Technology ~ DIY–Thinkware F770 Installation [Mod 09], 08/23 & 08/24

Installation complete–with hiccups.

There were 2 challenges:

  1. Fishing out the rear camera micro-USB connector–SOLUTION: Reduced its thickness using a Dremel Sandpaper Band, the make pretty with heat-shrink tubing.
  2. Using the best accessory fuse in the fuse block for the supplied fuse-jumper. I selected the 50amp ignition [based on reading] fuse. For what-ever-the reason, my choice and accent lighting did not work well together. After driving to my electronics store I was not able to start the van. It was towed to my Ford Dealer. There, they determined the 5-amp fuse was blowing and deduced it was caused by the accent lighting wiring [see their invoice in the 1st comment]. I removed my connection yesterday. It was no longer in the circuit. The foot-well accents lights continue to work. Yes, I had to pay to return to the road. I have connected the Cellink to the 20-amp Washer Pump at position F82. All seems well [as it did yesterday when I left for Brantley Electronics].

All my connections are soldered and protected with heat-shrink-tubing. The exposed color wire at the Cellink will be covered with split-loom tubing.


It is done.


I am pleased with the installation. I do not like the lost time, money, and absence of 2 accent lighting circuits. To be resolved…

Author: jalexartis

Avid cyclist, who loves photography, technology, blogging & cooking...

2 thoughts on “Technology ~ DIY–Thinkware F770 Installation [Mod 09], 08/23 & 08/24”

  1. Over the last 4 days, I have rewired car modifications 07 & 09. I posted this comment earlier:

    I have NOT found a switched [accessory] power point I can use for the Cellink battery, except the ignition fuse I used with a fuse jumper.

    I do not know if using it caused the non-starting of the van that required it being towed for service and cost me $126.20 or if it was the headliner & cargo area accent lighting wiring that the Ford Service Technician RIPPED out.

    Regardless, I rewired both.

    The Dash Cam gets its power from the front cigar lighter, with a 15 amp fuse. The van uses a 20 amp fuse on that circuit. If the Cellink battery draws a more than 15 amps, I want that fuse to blow before the car fuse.

    I now use a lit switch to turn power on/off for the Cellink battery.

    It took a long time–Thursday until Sunday to rewire and work without any possibility of a car-stoppage as before. It was also expensive. The cost of the accent lighting and the Ford Service Fee. I do not place blame. It is my car and I fixed it.
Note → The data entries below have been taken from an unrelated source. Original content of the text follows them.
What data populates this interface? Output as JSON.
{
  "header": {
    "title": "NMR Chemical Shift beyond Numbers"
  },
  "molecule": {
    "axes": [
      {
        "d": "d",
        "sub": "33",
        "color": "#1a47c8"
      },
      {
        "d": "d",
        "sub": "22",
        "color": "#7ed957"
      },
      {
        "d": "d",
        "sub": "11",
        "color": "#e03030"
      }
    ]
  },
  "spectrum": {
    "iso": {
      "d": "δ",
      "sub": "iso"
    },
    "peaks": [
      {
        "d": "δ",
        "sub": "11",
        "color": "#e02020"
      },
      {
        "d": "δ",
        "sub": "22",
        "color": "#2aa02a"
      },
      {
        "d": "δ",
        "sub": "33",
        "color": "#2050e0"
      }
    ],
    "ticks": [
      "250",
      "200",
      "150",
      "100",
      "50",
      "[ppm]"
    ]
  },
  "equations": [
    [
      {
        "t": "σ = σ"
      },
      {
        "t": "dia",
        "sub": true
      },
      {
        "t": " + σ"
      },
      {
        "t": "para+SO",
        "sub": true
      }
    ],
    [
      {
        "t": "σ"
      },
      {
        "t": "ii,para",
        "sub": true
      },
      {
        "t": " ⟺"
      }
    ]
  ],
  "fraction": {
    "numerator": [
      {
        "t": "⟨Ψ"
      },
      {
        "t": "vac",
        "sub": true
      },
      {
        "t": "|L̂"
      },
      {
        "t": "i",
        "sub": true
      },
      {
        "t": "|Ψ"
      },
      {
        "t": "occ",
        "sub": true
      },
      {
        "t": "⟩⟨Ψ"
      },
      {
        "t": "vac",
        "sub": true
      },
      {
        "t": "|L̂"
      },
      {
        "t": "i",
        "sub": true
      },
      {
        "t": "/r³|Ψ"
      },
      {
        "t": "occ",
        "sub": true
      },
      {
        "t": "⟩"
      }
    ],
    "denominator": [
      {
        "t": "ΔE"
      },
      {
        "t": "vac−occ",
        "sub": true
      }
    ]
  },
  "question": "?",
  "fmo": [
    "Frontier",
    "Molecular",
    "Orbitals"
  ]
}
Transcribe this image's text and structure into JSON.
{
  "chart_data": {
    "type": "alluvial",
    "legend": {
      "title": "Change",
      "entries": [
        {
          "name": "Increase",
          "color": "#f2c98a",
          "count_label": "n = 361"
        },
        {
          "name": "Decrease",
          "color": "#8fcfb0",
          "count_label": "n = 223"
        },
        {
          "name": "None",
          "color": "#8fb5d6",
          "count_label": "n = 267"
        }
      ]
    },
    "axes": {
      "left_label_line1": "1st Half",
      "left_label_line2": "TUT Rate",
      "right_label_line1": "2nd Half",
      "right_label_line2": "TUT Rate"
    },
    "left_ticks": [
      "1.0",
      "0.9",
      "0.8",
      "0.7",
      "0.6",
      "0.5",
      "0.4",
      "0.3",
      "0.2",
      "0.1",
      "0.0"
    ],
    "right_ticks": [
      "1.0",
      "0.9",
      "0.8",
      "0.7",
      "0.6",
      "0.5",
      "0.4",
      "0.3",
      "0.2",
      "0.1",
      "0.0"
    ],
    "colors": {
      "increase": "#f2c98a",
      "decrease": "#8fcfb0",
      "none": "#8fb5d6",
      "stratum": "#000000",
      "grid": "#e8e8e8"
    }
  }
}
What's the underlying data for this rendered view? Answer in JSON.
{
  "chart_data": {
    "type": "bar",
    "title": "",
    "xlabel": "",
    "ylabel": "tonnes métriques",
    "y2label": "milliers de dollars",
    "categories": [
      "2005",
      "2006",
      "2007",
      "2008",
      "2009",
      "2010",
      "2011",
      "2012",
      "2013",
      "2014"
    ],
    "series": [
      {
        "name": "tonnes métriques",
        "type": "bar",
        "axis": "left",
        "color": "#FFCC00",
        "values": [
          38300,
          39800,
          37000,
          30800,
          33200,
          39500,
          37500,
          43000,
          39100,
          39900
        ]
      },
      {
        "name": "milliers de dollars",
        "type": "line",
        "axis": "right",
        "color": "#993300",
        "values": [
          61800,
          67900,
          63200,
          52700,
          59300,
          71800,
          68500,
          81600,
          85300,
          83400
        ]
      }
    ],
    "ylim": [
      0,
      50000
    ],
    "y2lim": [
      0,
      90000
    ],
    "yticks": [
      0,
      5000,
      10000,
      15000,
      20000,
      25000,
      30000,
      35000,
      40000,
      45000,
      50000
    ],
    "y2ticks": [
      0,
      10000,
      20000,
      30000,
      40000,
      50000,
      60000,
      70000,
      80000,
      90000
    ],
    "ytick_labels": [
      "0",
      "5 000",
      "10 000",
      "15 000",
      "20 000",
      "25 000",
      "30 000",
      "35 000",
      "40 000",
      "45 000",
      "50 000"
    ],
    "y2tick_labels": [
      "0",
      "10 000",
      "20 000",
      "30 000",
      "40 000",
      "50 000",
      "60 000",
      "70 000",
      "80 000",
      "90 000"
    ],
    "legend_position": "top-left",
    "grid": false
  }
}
    Interesting that the Cellink instructions seem to not accommodate the 2016 FTC Van [or at least mine]. I am not able to rely on the ignition switch to turn car power off when I park. I have to remember to do so, less I risk draining the battery. I think I will remember. The glowing red LED serves as a reminder.

    If BlackBoxMyCar has a better solution, I will consider it. I initiated 2 support request [one by phone and one by email]. I have not received a reply to either. I will call them again this week.